Fred Wilson admits there are great teachers, but says there are also lazy ones who know less than Wikipedia does about their subjects. This may be true, but isn’t it so in every profession? Aren’t there lazy and crappy doctors and lawyers out there among the good ones? Aren’t there good and bad accountants? Helpful and predatory VCs? This is life, but instead of responding by hacking at our education institutions in favor of choice education on the internet, stack this problem. Raise teacher salaries and pressure the unions to alleviate tenure rights. This combination will increase the ratio of good teachers to lazy ones. Then hack professional development to help teachers learn how to use the latest technology in their classrooms and stay up to date on the most effective teaching/assessment techniques.
Parent/teacher communication — hack it.
Extra curricular sports and activities — stack it.
Business, entrepreneurship and personal finance education — hack it.
Internships and real-world experience – stack it.
Vocational and skills training – stack it.
Writing – stack it.
Foreign language – hack it.
Civics and government – stack it.
Gym – stack it.
Higher education – hack it but make sure to go short on Anheuser-Busch if you figure it out.
I’m not just another brick in the wall.
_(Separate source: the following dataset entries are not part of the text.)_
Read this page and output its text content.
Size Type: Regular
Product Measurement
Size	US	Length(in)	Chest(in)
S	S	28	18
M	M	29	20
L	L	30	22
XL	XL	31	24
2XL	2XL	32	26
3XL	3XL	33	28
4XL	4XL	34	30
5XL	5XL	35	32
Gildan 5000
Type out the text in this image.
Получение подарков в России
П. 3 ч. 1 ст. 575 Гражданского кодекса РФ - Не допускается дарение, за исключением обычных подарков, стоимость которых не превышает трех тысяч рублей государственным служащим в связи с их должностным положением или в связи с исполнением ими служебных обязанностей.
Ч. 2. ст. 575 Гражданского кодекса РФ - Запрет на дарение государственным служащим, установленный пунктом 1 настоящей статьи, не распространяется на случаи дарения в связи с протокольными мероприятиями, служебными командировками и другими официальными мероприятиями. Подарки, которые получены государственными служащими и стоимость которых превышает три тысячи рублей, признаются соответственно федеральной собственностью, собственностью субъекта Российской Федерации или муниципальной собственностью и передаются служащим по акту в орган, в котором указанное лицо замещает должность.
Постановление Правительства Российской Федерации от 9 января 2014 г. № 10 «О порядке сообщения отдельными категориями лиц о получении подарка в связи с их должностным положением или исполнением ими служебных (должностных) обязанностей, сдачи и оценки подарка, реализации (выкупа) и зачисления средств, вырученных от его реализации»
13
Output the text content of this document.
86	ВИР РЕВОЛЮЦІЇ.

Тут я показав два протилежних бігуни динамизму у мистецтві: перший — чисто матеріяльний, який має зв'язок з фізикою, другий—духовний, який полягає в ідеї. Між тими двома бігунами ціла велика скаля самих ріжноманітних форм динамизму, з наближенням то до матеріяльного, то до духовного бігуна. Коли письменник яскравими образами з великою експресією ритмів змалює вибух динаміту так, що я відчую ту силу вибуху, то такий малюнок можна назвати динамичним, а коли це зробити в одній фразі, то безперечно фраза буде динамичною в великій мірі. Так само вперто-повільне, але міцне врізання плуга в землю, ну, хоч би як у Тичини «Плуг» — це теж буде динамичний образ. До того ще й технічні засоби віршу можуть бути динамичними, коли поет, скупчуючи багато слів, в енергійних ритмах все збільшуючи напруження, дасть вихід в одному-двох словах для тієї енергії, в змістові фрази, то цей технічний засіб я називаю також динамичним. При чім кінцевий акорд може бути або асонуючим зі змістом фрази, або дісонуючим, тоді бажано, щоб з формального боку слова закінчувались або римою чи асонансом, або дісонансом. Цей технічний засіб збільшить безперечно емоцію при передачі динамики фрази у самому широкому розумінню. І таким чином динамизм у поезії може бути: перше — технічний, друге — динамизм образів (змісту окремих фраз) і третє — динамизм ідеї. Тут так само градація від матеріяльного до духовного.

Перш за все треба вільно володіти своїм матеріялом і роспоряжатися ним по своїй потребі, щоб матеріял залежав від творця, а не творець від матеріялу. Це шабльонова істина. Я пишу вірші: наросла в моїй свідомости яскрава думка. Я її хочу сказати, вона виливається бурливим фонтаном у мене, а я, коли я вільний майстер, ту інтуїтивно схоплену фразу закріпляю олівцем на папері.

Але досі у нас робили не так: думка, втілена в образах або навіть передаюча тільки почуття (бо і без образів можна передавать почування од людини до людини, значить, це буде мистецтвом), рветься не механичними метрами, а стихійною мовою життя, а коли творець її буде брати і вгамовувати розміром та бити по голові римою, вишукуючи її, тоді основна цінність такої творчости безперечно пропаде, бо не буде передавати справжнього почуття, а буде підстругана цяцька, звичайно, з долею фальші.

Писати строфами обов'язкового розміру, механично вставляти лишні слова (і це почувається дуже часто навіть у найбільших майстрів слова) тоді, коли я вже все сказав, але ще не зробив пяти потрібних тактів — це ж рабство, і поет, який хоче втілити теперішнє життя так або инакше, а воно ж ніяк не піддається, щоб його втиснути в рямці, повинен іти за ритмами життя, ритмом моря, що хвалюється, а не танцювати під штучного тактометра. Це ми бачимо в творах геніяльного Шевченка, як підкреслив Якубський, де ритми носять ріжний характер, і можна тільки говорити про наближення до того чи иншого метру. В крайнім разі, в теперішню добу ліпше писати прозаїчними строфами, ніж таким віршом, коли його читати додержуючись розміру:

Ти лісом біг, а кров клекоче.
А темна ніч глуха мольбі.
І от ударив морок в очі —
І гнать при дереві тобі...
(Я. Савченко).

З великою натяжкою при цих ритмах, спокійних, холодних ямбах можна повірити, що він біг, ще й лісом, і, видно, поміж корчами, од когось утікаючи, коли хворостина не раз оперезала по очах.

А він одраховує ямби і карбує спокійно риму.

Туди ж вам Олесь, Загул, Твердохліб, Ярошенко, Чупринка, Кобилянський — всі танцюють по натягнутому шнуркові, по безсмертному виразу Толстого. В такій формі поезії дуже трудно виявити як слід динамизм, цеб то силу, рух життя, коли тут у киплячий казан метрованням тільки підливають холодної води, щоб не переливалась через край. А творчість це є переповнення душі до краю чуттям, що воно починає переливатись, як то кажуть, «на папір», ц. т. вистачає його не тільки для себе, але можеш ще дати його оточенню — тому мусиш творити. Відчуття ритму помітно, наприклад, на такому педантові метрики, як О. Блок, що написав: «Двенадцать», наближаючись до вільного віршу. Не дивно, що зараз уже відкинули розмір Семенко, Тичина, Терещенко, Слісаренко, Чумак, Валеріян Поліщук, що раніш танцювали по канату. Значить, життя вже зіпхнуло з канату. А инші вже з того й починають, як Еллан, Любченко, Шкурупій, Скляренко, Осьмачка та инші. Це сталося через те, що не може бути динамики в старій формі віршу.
I was a teacher and I came up with a hack for curriculum development called TeachersPayTeachers where hundreds of thousands of teachers are circumventing the educational publishers and buying/selling/sharing their original content with each other. I know how many amazing teachers there are in this country–there are more than you think–and I know that tearing down the walls and giving power to the students is not the best answer, at least not for everything.
Paul Edelman is a former NYC public school teacher and the founder of TeachersPayTeachers. He previously argued against the tech-centric Khan Academy taking over classrooms.